GPU Texture Interpolation Validation

Demonstrate usage of CuTexture for interpolation. Note, here I index into the texture memory by broadcasting over a CuArray{Float32} of indices via dst_gpu .= getindex.(Ref(texture), idx_tlu)

weather = map(weather_sa) do w
    (w...,)
end

weather_TA = CuTextureArray(weather)
texture = CuTexture(weather_TA; address_mode = CUDA.ADDRESS_MODE_CLAMP, normalized_coordinates = true, interpolation = CUDA.LinearInterpolation())

## Test Texture interpolation
idx = LinRange(0f0, 1f0, 4000)
idx_gpu = CuArray(idx)
idx_tlu = (1f0-1f0/N)*idx_gpu .+ 0.5f0/N  # normalized table lookup form https://docs.nvidia.com/cuda/cuda-c-programming-guide/index.html#table-lookup
dst_gpu = CuArray{NTuple{4, Float32}}(undef, size(idx))
dst_gpu .= getindex.(Ref(texture), idx_tlu)  # interpolation ℝ->ℝ⁴

begin
    p1 = scatter(data.altitude, data.altitude, ylabel = "Altitude", label = "Raw", ms = 2, marker = :x)
    plot!(idx*data.altitude[end], getindex.(dst_cpu, 1), label = "Texture",lw = 2)

    p2 = scatter(data.altitude, data.windx, ylabel = "Wind X", label = "Raw", ms = 2, marker = :x, leg = false)
    plot!(idx*data.altitude[end], getindex.(dst_cpu, 2), label = "Texture",lw = 2)

    p3 = scatter(data.altitude, data.windy, ylabel = "Wind Y", label = "Raw", ms = 2, marker = :x, leg = false)
    plot!(idx*data.altitude[end], getindex.(dst_cpu, 3), label = "Texture",lw = 2)

    p4 = scatter(data.altitude, data.density, ylabel = "Density", label = "Raw", ms = 2, marker = :x, leg = false)
    plot!(idx*data.altitude[end], getindex.(dst_cpu, 4), label = "Texture",lw = 2)

    plot(p1, p2, p3, p4, link=:x, xlabel = "Altitude")
end

EnsembleGPUKernel + CuTexture prototype

Non-working prototype.

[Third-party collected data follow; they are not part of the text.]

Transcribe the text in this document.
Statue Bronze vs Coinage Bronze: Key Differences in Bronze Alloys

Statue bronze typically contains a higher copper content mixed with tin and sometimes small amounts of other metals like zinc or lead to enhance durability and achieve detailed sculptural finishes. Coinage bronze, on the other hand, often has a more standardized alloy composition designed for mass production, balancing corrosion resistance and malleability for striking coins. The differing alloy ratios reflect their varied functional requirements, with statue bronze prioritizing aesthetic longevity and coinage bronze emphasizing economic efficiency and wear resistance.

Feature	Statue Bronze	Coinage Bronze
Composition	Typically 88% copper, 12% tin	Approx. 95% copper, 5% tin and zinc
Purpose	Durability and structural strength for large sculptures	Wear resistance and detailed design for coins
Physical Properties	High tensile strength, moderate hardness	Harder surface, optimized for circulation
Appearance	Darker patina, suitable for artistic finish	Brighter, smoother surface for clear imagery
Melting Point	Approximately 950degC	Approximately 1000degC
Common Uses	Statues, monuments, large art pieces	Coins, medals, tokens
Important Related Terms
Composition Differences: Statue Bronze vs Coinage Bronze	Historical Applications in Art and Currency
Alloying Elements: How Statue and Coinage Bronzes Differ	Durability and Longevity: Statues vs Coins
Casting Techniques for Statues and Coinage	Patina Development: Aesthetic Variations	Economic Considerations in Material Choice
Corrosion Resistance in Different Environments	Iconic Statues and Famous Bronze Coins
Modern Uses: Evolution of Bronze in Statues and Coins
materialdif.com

Note here the get_weather function is indexing the texture at a single index for a single trajectory which isn't supported by CUDA.jl. Although this is scalar indexing it should actually be occurring for each trajectory in the ensemble.

function get_weather(tex::CuTexture, z, zmax = data.altitude[end], N = length(data.altitude))
    idx = (1f0-1f0/N)*z/zmax + 0.5f0/N # normalized input for table lookup based on https://docs.nvidia.com/cuda/cuda-c-programming-guide/index.html#table-lookup
    tex[idx]
end

eom_tex = (u,p,t) -> ballistic(u,p,t,texture)
prob = ODEProblem{false}(eom_tex, u0, tspan, p)
prob_func = (prob, i, repeat) -> remake(prob, p = p + SVector{3}(rand(dist), 0f0, 0f0))
eprob = EnsembleProblem(prob, prob_func = prob_func, safetycopy = false)
esol_gpu = solve(eprob, GPUTsit5(), EnsembleGPUKernel(); trajectories, saveat) #InvalidIR 

ContinousCallback Prototype

The above example only does interpolation in the eom. However, interpolation could also occur in evaluating a callback. e.g. something like this

terrain_texture = CuTexture(...)  # ℝ² -> ℝ, map xy position to ground elevation

condition(u,t,integrator) = u[3] - terrain_texture[@view u[1:2]]. # check height above elevation
cb = ContinuousCallback(condition, terminate!)
ChrisRackauckas commented 1 year ago

This looks great!

agerlach commented 1 year ago

The texture interpolation results should like this

image
utkarsh530 commented 1 year ago

EnsembleGPUKernel + DataInterpolations.jl

As a first attempt to try out interpolation within GPU ODE solves, I got the MWE working with EnsembleGPUKernel + DataInterpolations.jl.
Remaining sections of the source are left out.